Ahora que han pasado unos cuantos días de la mani a favor de la acogida de refugiados, que tantas palmaditas en el hombro y elogios generó tanto entre quienes asistieron como en quienes no pero se sienten orgullosos de que Barcelona haya sido la ciudad más movilizada de Europa al respecto, tal vez sea un buen momento para hablar de relaciones humanas.
Lo propongo a partir de la dificultad que siempre supone pensar al, hablar de o relacionarse con el extranjero, que bien puede equivaler a decir el diferente. Llegar a establecer una relación con otro, ya se trate de un familiar, una pareja, un compañero o un amigo, depende en gran medida del conocimiento de ese otro y del respeto que guardemos o no respecto de su singularidad, de su diferencia. En general esto no ocurre, y nos vemos impelidos a mantener relaciones incómodas aun cuando un letrero de neón nos esté señalando, en la punta misma de nuestra nariz, que lo más conveniente para ambas partes sería guardar distancia.
Se dio cuenta de ello Schopenhauer hace un siglo y medio, cuando escribió Parerga y Paralipomena. En esa parábola, el filósofo alemán contaba lo que le sucedió a un grupo de puercoespines durante una helada jornada invernal. Para protegerse del aire gélido y buscar un poco de calor corporal proveniente del cuerpo de los otros, los puercoespines empezaron a acercarse, pero en cada intento de tocarse salían repelidos por los pinchazos que cada uno les propinaba a los demás con sus púas. Al final, los simpáticos erizos lograron encontrar la distancia más aconsejable para recibir algo del calor de los demás sin llevarse a cambio el dolor de los pinchazos.
La conclusión es bien sencilla de entender, si bien resulta más complicado hallar una solución al dilema: necesitados como estamos de la cercanía de los otros (herencia de haber nacido absolutamente desprotegidos, librados al cuidado de un protector que nos salvara de una muerte segura), acercarnos demasiado puede y suele acarrear daños, mientras que mantenernos muy alejados favorece el desarrollo de la angustia que acompaña a la soledad indeseada.
Medio millón de personas según los organizadores (casi 400.000 menos según la Guàrdia Urbana, que cuenta con los dedos y no tiene tantos) salieron a la calle para decir que los refugiados serán bien acogidos por los barceloneses. Muy lindo gesto, sí, señor: la multitud más grande que se lanzó a manifestarse desde la segunda invasión de Irak está dispuesta a abrir las puertas de sus salones, comedores y dormitorios para que vengan esos pobres necesitados de cobijo que se congelan ahora por distintos lugares de la insolidaria Europa como los puercoespines de Schopenhauer. La multitud está dispuesta, pero ¿qué pasaría si tomáramos uno por uno a los individuos que la formaban el sábado pasado?

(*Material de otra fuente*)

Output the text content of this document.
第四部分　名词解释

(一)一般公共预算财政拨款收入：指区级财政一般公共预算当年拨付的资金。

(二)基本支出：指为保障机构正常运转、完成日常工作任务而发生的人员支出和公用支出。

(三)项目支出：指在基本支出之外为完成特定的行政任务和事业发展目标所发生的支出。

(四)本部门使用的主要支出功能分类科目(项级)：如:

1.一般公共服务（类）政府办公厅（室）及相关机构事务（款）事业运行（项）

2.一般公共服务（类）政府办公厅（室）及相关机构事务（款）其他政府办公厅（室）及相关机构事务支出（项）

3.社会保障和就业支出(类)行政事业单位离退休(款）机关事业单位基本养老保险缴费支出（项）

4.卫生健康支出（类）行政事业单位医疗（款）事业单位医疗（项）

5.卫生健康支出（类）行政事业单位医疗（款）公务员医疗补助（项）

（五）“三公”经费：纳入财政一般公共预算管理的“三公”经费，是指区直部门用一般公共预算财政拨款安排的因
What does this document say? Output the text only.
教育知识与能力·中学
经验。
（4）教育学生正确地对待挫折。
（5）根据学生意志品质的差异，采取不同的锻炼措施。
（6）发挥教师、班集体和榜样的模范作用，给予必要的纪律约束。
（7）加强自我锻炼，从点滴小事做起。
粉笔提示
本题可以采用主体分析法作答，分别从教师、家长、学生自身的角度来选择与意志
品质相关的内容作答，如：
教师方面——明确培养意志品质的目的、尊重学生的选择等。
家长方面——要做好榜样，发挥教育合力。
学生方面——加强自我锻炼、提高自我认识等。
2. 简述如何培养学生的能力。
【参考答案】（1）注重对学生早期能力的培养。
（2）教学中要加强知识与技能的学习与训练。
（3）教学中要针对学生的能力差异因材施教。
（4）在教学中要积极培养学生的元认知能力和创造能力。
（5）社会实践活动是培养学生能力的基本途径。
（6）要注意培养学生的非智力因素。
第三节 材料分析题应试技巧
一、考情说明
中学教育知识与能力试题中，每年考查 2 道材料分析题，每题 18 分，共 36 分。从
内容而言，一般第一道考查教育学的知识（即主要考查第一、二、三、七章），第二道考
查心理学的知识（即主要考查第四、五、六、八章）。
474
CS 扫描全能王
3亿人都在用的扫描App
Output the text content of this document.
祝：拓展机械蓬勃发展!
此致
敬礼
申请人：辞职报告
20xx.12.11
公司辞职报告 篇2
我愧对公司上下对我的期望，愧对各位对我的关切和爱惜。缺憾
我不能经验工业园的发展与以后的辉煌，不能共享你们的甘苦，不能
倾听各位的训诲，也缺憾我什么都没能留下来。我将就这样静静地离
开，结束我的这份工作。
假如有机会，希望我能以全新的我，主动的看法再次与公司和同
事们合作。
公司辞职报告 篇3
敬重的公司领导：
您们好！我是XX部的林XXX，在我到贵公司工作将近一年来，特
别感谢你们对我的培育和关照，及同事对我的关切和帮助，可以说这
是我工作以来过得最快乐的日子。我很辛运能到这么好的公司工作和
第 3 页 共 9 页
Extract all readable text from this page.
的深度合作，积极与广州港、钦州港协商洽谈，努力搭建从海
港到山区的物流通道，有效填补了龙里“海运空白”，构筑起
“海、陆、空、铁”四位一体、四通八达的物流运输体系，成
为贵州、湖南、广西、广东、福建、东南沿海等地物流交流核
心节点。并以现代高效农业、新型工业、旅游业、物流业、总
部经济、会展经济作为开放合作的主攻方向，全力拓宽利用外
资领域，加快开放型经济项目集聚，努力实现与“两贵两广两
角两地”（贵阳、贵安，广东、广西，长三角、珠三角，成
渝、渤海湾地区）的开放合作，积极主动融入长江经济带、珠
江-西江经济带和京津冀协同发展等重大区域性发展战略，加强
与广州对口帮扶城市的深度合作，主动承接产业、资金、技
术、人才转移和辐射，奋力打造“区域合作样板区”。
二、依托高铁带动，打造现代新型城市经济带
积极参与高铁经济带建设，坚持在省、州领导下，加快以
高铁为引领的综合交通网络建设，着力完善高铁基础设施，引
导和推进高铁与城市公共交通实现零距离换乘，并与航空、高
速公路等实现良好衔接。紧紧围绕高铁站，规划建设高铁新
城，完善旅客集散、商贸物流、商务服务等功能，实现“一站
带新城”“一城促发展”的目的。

Una multitud no puede ser considerada una masa psicológica hasta que se establezcan entre sí unos vínculos afectivos
La sorpresa sería mayúscula entonces, porque, desmarcado del fenómeno de masa, de la muchedumbre, el individuo volvería a poner por delante sus propias preferencias en cuanto a la distancia para evitar los pinchazos. Junto a uno que estuviera encantado con meter incluso en su propia cama a un refugiado aparecería otro que comenzaría a pensar en su privacidad, otro que pondría por delante de la solidaridad cuestiones de seguridad personal, otro que sopesaría hasta qué punto su economía permite un acto solidario de ese tipo, otro que…
¿Soy un desalmado cínico descreído o me apoyo en algo para semejante afirmación? Me gusta estar apoyado en algo más sólido que mis propias convicciones, y en este caso lo hago en lo que Freud escribió en Psicología de las masas y análisis del yo en 1921: una multitud no puede ser considerada una masa psicológica hasta que se establezcan entre sí unos vínculos afectivos. En este sentido, el pasado sábado se había producido esa vinculación, propiciada por un ideal (la solidaridad: Volem acollir) que borró la intolerancia hacia el diferente e hizo que la suma de individuos parecieran un todo homogéneo, pero la desvinculación derivada del final del acto reivindicativo resultó instantánea, y entonces reemergió la figura del individuo, que en el uno-por-uno mirará primero su ombligo antes que la tragedia ajena.